During retirement he plans to spend more time with his wife Marie and son Alan on their Modoc County ranch.
- Author: Jeannette E. Warnert
The California drought has ranchers desperate for inexpensive livestock feed. Air quality protection regulations that limit rice straw burning leave the rice industry with an abundance of typically low-quality straw to unload. Though it has rarely been done, Nader believes special treatment of rice straw will make it a nutritious cattle food. Two problems solved.
Nader will introduce producers to this new way to get through the drought at a meeting from 9 a.m. to 12 noon July 29 at the Veterans Memorial Hall, 525 W. Sycamore St., Willows, Calif.
When rice straw dries, its value as a forage declines dramatically. For 15 years, UC researchers have been trying to figure out why, but the reason for the significant change is not understood at this time.
“At one time, we thought the problem was silica in the straw,” Nader said. “We grew silica-free rice. That didn't work. We thought it was the crystallinity of molecules in the straw. We parsed apart the plant, and we still don't know.”
Ultimately, it was a rancher who suggested the scientists to put aside their desire to know why quality declines when rice straw dries and look for practical ways to get around it. Nader postponed his retirement to comply.
Normally, rice growers bale the straw two to four days after harvest. Nader and his colleagues instead baled the straw immediately after it exited the grain harvester. They stacked the green straw bales and covered them with a tarp to retain moisture and prevent spontaneous combustion. The result is a product they named “strawlage.” One worry is mold. The researchers found that treating the straw with propionic acid prevents fungus growth.
“We haven't figured everything out, but with the drought conditions as serious as they are, we feel the time is right to share our research with growers,” Nader said. “We invite producers to come to the meeting to see if this will work for their operations. Several producers who have already fed strawlage to their cattle will speak at the meeting about their experiences.”
Nader believes the UC research into using rice straw for livestock feed will be helpful throughout the world.
Asian farmers produce rice straw in great abundance and their livestock would benefit significantly if the farmers worked to maintain the plant's moisture until it reaches cattle feeding troughs.

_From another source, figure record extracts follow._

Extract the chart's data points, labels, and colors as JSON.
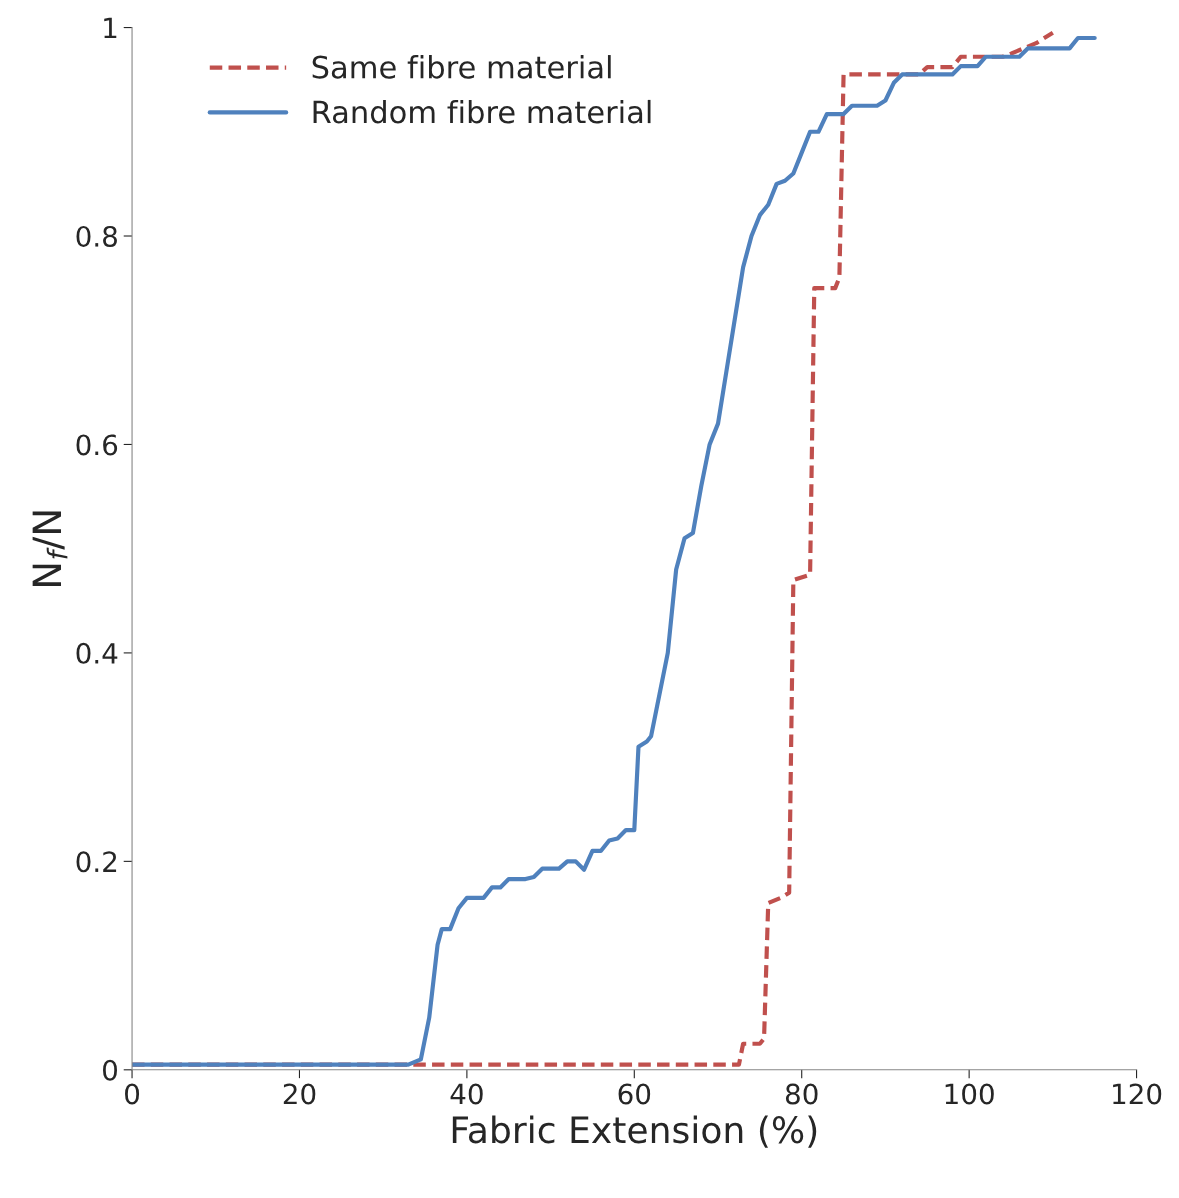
{
  "chart_data": {
    "type": "line",
    "xlabel": "Fabric Extension (%)",
    "ylabel": "N$_{f}$/N",
    "xlim": [
      0,
      120
    ],
    "xticks": [
      0,
      20,
      40,
      60,
      80,
      100,
      120
    ],
    "ylim": [
      0,
      1
    ],
    "yticks": [
      0,
      0.2,
      0.4,
      0.6,
      0.8,
      1
    ],
    "grid": false,
    "legend": "top left",
    "series": [
      {
        "name": "Same fibre material",
        "color": "#c0504d",
        "line_style": "dashed",
        "x": [
          0,
          72.5,
          73,
          75,
          75.5,
          76,
          77.5,
          78.5,
          79,
          81,
          81.5,
          84,
          84.5,
          85,
          90,
          94,
          95,
          98,
          99,
          104,
          105,
          108,
          110
        ],
        "values": [
          0.005,
          0.005,
          0.025,
          0.025,
          0.03,
          0.16,
          0.165,
          0.17,
          0.47,
          0.475,
          0.75,
          0.75,
          0.76,
          0.955,
          0.955,
          0.955,
          0.962,
          0.962,
          0.972,
          0.972,
          0.975,
          0.985,
          0.995
        ]
      },
      {
        "name": "Random fibre material",
        "color": "#4f81bd",
        "line_style": "solid",
        "x": [
          0,
          33,
          34.5,
          35.5,
          36.5,
          37,
          38,
          39,
          40,
          42,
          43,
          44,
          45,
          47,
          48,
          49,
          51,
          52,
          53,
          54,
          55,
          56,
          57,
          58,
          59,
          60,
          60.5,
          61.5,
          62,
          63,
          64,
          65,
          66,
          67,
          68,
          69,
          70,
          71,
          72,
          73,
          74,
          75,
          76,
          77,
          78,
          79,
          80,
          81,
          82,
          83,
          85,
          86,
          89,
          90,
          91,
          92,
          98,
          99,
          101,
          102,
          106,
          107,
          112,
          113,
          115
        ],
        "values": [
          0.005,
          0.005,
          0.01,
          0.05,
          0.12,
          0.135,
          0.135,
          0.155,
          0.165,
          0.165,
          0.175,
          0.175,
          0.183,
          0.183,
          0.185,
          0.193,
          0.193,
          0.2,
          0.2,
          0.192,
          0.21,
          0.21,
          0.22,
          0.222,
          0.23,
          0.23,
          0.31,
          0.315,
          0.32,
          0.36,
          0.4,
          0.48,
          0.51,
          0.515,
          0.56,
          0.6,
          0.62,
          0.67,
          0.72,
          0.77,
          0.8,
          0.82,
          0.83,
          0.85,
          0.853,
          0.86,
          0.88,
          0.9,
          0.9,
          0.917,
          0.917,
          0.925,
          0.925,
          0.93,
          0.947,
          0.955,
          0.955,
          0.963,
          0.963,
          0.972,
          0.972,
          0.98,
          0.98,
          0.99,
          0.99
        ]
      }
    ]
  }
}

The July 29 meeting will cover:
- Nutritional advantages of strawlage over rice straw
- The challenges of baling the straw at 50 to 60 percent moisture
- Additives to prevent mold
- How to stake and tarp strawlage
- The costs associated with the practice
- How cows that ate strawlage last year fared
“Our goal is to give producers information that will allow them to make rice strawlage during this fall's harvest,” Nader said. “Both cattle and rice producers are encouraged to attend.”